Command-line usage errors when calling latex appear before "This is
pdfTeX" and are not logged and therefore often not reported.

To do
=====

* Solve the problem of missing input files. LaTeX doesn't record
inputs that it couldn't read, so we don't know about them even
though they affect the computation (often seriously!). Possible
solutions include ptrace, FUSE, and fanotify, but none of these are
portable or easily accessible from Python.
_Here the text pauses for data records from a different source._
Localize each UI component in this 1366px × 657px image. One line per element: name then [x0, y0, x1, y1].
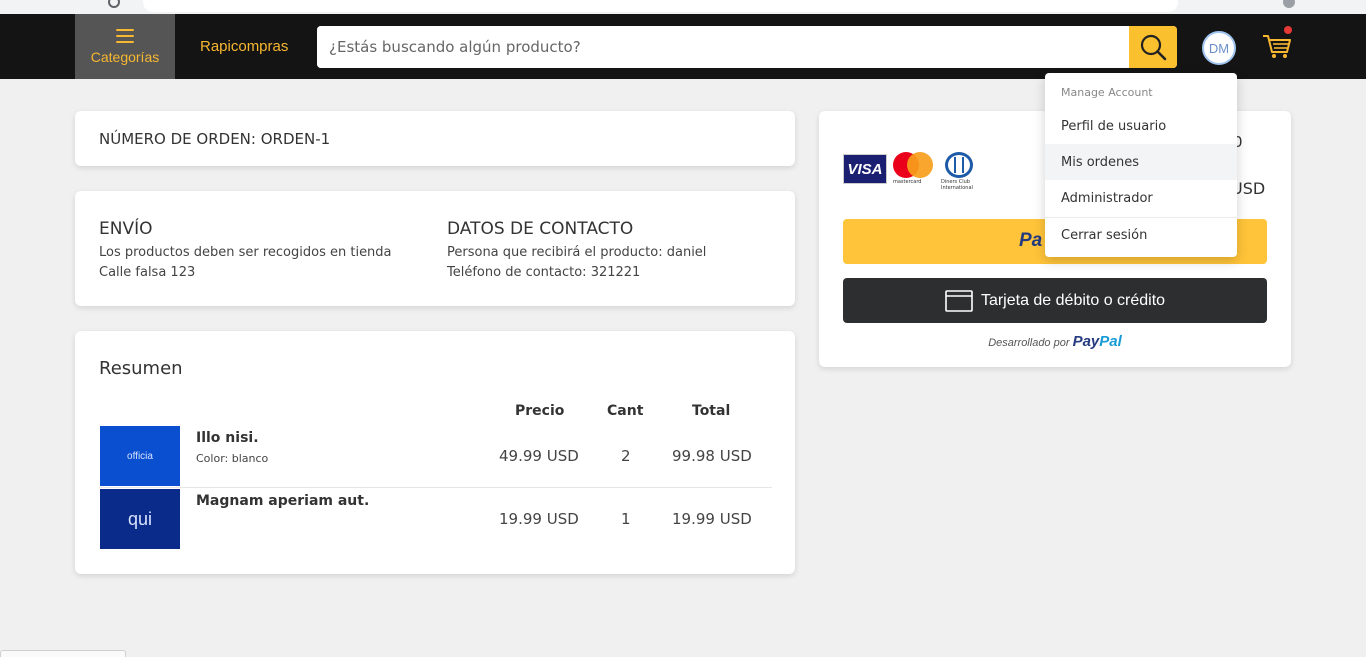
order-summary-card: Resumen Precio Cant Total officia Illo n… [75, 331, 795, 574]
menu-item-logout[interactable]: Cerrar sesión [1045, 217, 1237, 253]
column-header-total: Total [692, 403, 731, 419]
product-total: 99.98 USD [672, 447, 752, 465]
manage-account-heading: Manage Account [1061, 86, 1153, 99]
paypal-wordmark: PayPal [1073, 333, 1122, 350]
product-price: 19.99 USD [499, 510, 579, 528]
product-thumbnail[interactable]: officia [100, 426, 180, 486]
categories-label: Categorías [90, 48, 160, 65]
paypal-word-pal: Pal [1099, 333, 1122, 350]
column-header-price: Precio [515, 403, 565, 419]
menu-item-my-orders[interactable]: Mis ordenes [1045, 144, 1237, 180]
browser-chrome [0, 0, 1366, 14]
product-qty: 2 [621, 447, 631, 465]
categories-button[interactable]: Categorías [75, 14, 175, 79]
product-name[interactable]: Magnam aperiam aut. [196, 493, 369, 509]
search-icon [1140, 34, 1167, 61]
summary-title: Resumen [99, 358, 183, 379]
search-bar [317, 26, 1177, 68]
menu-item-admin[interactable]: Administrador [1045, 180, 1237, 216]
credit-card-icon [945, 289, 973, 312]
cart-button[interactable] [1260, 26, 1294, 62]
product-total: 19.99 USD [672, 510, 752, 528]
mastercard-logo: mastercard [893, 152, 935, 186]
product-name[interactable]: Illo nisi. [196, 430, 259, 446]
bottom-panel-tab[interactable] [0, 650, 126, 657]
column-header-qty: Cant [607, 403, 644, 419]
shipping-title: ENVÍO [99, 219, 153, 239]
shipping-line-2: Calle falsa 123 [99, 265, 196, 280]
card-payment-button[interactable]: Tarjeta de débito o crédito [843, 278, 1267, 323]
accepted-cards-logos: VISA mastercard Diners Club Internationa… [843, 152, 979, 191]
powered-by-text: Desarrollado por [988, 337, 1070, 349]
product-price: 49.99 USD [499, 447, 579, 465]
visa-logo: VISA [843, 154, 887, 184]
search-button[interactable] [1129, 26, 1177, 68]
row-divider [99, 487, 772, 488]
shipping-contact-card: ENVÍO Los productos deben ser recogidos … [75, 191, 795, 306]
top-navbar: Categorías Rapicompras DM [0, 14, 1366, 79]
address-bar[interactable] [143, 0, 1178, 12]
paypal-word-pay: Pay [1072, 333, 1100, 350]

* Provide a way to disable output filters for things that do their own
output parsing (e.g., AUCTeX).

* Integrate even better with `make`. Phony rules are okay, but will
force `make` dependencies to be generated even if latexrun
ultimately does nothing. Since latexrun's dependencies are
finer-grained than `make`'s, it might be necessary to shell out to
latexrun to do this.

* Separate clean data by source file so you can clean a single input
file's outputs.

* Some important things like undefined references are only considered
warnings since they don't stop compilation. Maybe distinguish
document-mangling warnings (almost but not quite errors) and format
warnings (can be ignored if justified).

* Perhaps separate out the LaTeX output filter so it can be used on
its own as a pipe filter. It could even be used on high-level
output, like from make, by acting as a pass-through until the "This
is (pdf)TeX" line up to the "Transcript written on" line (or
anything else that can end TeX's log output).